Growth of Grimmia mosses on volcanic tephra: Geoecological processes of biocrust development in Haleakalā crater (Maui, Hawai′i)

This research examines high-elevation biocrusts on volcanic tephra in Haleakalā Crater, Maui, Hawai′i; geomorphic, ecological, and pedological processes are discussed, in order to provide an integrated geoecological view of linkages that have influenced biocrust genesis. The study considers four spatial scales: (i) the landscape scale; (ii) the site scale; (iii) the miniature scale and, (iv) the microscopic scale. (i) Biocrusts grow at ~ 2335 m on a hydrologic basin circumscribed by four cinder cones which contributed tephra materials during eruptions between 11000 and 5000 BP, ~2700 BP, and 970 ± 50 BP. Basin landforms provide multiple clues about past geomorphic processes that have affected crust evolution, including intermittent runoff, which decreased the length of cryptobiosis periods, allowing poikilohydric mosses to gradually expand into dense biocrusts; and widespread frost activity, which caused tephra sorting and extensive slope creep on cinder cones. Ubiquitous signs of current frost disturbance are also found on basin soils. (ii) The study site, located amidst bare volcanic tephra—ash and lapilli—includes mainly two organisms: an acrocarpous moss, Grimmia torquata, and a foliose lichen, Peltigera rufescens. Biocrusts attained 40.23% groundcover;G. torquata was found on 64 undisturbed specimens, and showed 78.3% frequency on 46 sampling plots, whereas P. rufescens grew on 23.4% of specimens. Biocrusts also supported 13 vascular species. The most common were grasses, with 5.6% cover and 67.4% total frequency, including Trisetum glomeratum (47.8%) and Deschampsia nubigena (19.6%); other vascular plants reached just 0.85% combined cover.

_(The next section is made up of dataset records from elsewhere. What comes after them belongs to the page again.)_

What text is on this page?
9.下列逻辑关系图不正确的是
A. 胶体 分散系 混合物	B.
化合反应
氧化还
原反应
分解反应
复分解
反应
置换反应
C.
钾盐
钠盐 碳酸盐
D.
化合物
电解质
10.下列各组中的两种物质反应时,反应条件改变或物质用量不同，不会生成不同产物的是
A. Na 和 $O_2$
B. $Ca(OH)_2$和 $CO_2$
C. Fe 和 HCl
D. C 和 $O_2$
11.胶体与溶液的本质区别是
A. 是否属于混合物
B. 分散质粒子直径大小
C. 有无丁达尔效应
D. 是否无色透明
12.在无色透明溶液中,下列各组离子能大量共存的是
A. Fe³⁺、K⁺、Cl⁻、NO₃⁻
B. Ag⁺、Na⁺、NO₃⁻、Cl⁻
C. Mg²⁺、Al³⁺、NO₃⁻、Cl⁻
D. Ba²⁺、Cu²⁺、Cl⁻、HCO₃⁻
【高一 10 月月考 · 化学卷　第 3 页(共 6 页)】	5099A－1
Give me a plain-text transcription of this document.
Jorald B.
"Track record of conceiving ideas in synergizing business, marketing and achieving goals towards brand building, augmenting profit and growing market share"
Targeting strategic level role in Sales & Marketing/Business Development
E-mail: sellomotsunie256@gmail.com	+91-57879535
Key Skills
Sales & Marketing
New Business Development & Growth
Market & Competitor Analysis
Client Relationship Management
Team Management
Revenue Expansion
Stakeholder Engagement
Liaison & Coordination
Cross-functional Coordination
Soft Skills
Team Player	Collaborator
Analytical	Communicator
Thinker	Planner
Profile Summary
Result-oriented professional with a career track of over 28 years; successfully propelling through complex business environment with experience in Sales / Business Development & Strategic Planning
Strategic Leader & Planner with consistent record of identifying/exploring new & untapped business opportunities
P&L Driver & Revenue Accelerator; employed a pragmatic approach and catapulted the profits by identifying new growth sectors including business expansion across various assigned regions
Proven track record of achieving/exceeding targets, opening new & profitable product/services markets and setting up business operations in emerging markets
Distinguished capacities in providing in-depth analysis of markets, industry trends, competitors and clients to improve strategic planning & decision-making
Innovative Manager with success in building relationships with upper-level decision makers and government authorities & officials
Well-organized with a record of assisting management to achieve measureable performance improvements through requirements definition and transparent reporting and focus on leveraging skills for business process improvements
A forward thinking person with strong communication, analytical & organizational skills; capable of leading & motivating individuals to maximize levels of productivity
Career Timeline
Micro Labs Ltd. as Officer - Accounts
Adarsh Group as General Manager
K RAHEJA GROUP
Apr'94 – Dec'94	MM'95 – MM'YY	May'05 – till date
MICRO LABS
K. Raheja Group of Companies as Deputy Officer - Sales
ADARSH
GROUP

Tests show 72% of vascular-plant cover was statistically correlated with presence of biocrusts, suggesting these have beneficial—presumably pedological—effects on vascular plant growth. (iii) Biocrust microtopography was characterized by intermingling areas of rolling, 15–35 mm-high, protrusions, and 40–75 mm-high pinnacles. (iv) Soil micromorphology indicated crust growth was probably influenced by a host of genetic processes, including wind abrasion and erosion; aeolian dust deposition; soil desiccation during seasonal wet-dry cycles; rainwash and raindrop impact; diurnal temperature cycles; and bioturbation by burrowing fauna. The interactions among these agents are integrated into an idealized crust developmental sequence during the past few millennia.